Germania motore economia, Francia KO per tasse. Shock Italia

15 Maggio 2014, di Redazione Wall Street Italia

ROMA (WSI) – Da un lato la Germania, che cresce più delle attese nel primo trimestre, con il Pil che balza +0,8%, due volte tanto il trimestre precedente.

Dall’altro lato la Francia, che assiste a uno stallo della sua economia: il prodotto interno lordo rimane infatti invariato nello stesso arco temporale, contro il +0,2% dei tre mesi precedenti, stando ai dati dell’Ufficio nazionale di statistica Insee.

Il divario tra le aree si spiega con una parola: tasse. Nel tentativo di tagliare il deficit di bilancio, il presidente francese Francois Hollande ha infatti aumentato l’imposizione fiscale. Tanto che, come ha riportato l’Insee, le spese per consumi, tra le principali componenti del Pil, sono scese nel primo trimestre dello 0,5%.

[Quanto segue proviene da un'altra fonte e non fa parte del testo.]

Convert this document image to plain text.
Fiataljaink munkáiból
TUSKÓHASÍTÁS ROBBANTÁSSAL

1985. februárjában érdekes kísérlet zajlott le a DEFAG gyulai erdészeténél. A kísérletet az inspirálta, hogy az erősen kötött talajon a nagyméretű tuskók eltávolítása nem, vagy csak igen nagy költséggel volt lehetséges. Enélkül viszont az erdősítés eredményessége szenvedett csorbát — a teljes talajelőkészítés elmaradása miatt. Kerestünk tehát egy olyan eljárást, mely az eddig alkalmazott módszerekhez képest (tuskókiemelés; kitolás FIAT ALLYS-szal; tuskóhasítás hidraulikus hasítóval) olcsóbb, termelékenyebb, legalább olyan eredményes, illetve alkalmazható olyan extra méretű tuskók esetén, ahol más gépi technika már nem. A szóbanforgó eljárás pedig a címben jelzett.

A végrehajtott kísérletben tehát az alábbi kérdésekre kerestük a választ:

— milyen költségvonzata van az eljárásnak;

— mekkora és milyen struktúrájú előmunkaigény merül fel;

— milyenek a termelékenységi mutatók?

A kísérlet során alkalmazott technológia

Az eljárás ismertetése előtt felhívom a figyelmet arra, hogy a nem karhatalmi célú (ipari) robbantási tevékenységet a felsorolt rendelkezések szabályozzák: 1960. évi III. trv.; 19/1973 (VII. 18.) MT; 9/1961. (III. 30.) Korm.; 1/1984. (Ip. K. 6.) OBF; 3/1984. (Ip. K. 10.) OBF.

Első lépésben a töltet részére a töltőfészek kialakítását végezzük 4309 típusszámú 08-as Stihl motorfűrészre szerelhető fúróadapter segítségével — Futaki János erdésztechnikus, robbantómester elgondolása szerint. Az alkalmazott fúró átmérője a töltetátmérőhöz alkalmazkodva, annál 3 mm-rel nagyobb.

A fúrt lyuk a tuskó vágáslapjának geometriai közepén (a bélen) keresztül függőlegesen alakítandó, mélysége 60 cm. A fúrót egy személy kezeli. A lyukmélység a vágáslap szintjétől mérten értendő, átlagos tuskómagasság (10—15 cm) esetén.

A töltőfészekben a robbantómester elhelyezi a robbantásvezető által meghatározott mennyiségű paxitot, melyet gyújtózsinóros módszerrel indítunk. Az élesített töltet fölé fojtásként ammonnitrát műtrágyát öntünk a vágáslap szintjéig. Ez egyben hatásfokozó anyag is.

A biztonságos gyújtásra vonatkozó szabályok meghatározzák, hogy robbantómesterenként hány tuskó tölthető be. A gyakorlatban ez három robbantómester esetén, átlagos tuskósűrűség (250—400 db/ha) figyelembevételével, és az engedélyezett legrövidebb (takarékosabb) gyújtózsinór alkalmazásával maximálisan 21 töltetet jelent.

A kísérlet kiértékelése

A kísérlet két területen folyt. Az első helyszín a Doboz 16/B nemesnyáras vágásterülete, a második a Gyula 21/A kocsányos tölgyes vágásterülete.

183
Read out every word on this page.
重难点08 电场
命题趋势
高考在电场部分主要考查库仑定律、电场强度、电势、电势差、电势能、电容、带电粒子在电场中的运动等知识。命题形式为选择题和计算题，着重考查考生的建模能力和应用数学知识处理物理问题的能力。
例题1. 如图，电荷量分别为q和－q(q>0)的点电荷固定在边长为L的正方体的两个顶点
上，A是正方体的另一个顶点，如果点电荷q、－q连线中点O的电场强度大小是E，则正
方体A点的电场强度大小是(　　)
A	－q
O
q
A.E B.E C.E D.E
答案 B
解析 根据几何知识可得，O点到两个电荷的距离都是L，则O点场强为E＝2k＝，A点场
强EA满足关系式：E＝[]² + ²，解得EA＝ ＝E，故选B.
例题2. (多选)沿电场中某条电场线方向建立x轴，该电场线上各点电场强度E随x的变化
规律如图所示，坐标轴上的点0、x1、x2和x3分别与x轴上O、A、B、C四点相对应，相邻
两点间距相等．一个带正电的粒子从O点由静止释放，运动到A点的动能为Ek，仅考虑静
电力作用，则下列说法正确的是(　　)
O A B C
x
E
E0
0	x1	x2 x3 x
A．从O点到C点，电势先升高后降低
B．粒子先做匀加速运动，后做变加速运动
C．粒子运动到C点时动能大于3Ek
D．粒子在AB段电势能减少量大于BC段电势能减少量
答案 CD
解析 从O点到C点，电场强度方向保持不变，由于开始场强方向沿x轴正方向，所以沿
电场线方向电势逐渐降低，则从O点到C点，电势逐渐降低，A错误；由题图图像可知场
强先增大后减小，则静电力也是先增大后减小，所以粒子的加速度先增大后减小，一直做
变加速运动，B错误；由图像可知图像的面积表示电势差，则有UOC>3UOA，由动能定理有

“La questione principale è rappresentata dalle spese per consumi – ha commentato in una intervista a Bloomberg Dominique Barbet, economista presso BNP Paribas, a Parigi – Quanto preoccupa, al di là del primo trimestre, è che il livello della crescita è debole. Non c’è accelerazione. Non assistiamo a quella ripresa che si sta manifestando in altri paesi”.

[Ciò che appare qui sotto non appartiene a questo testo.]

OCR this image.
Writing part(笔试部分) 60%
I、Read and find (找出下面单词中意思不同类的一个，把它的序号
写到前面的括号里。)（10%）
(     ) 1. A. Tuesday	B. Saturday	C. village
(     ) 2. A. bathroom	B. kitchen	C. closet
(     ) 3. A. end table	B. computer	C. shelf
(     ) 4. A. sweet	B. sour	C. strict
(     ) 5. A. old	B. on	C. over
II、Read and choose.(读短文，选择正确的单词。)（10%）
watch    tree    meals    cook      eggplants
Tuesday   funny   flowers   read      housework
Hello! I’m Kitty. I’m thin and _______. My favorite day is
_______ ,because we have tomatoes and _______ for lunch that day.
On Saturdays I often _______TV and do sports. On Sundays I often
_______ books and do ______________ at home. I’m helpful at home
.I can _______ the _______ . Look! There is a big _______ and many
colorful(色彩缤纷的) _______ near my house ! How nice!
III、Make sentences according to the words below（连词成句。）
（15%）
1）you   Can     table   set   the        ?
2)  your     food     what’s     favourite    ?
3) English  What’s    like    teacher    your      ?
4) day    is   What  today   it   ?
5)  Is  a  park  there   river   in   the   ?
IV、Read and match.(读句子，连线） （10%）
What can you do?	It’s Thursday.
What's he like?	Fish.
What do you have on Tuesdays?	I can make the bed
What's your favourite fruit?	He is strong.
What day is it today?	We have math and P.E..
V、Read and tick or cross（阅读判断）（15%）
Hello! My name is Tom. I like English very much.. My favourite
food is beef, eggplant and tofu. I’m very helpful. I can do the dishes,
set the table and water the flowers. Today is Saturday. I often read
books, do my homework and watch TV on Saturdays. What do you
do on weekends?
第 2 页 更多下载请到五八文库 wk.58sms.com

“Il livello delle tasse è diventato intollerabile”, ha ammesso il primo ministro Manuel Valls.

“Le politiche di austerità stanno pesando su di noi da anni – ha scritto il sindacato UNSA CDC sul proprio sito – I dipendenti, sia pubblici che privati, stanno perdendo il loro potere di acquisto”.

L’aumento delle tasse in Francia è stato superiore di 70 miliardi di euro, a partire dal 2011.

Situazione del tutto diversa in Germania, dove proprio la crescita dei consumi dei privati e del governo hanno sostenuto il Pil; ad aumentare, sono stati anche gli investimenti in macchinari e costruzioni. E la Bundesbank, la banca centrale tedesca, rimane ottimista, stimando per la Germania una crescita dell’economia +1,7% nel 2014 e +2% nel 2015, con un tasso di inflazione rispettivamente dell’1,3% e dell’1,5%.

Ma se l’economia francese è in fase di stallo, peggio fa l’Italia: in questo caso, il Pil del primo trimestre è tornato addirittura negativo, registrando una flessione -0,1%, contro il +0,2% atteso dagli analisti.

Malissimo l’Olanda (-1,4%) e la Finlandia è in recessione. In generale, guardando all’Eurozona nel suo complesso, il Pil – riporta Eurostat – è salito +0,2% su base trimestrale, peggio del +0,4% atteso dal consensus, e del +0,9% su base annua, dopo + 0,5% del quarto trimestre 2013, ma peggio del + 1,1% previsto.

Unica nota positiva dei dati, l’Europa è cresciuta a un ritmo più sostenuto degli Stati Uniti per la prima volta in tre anni.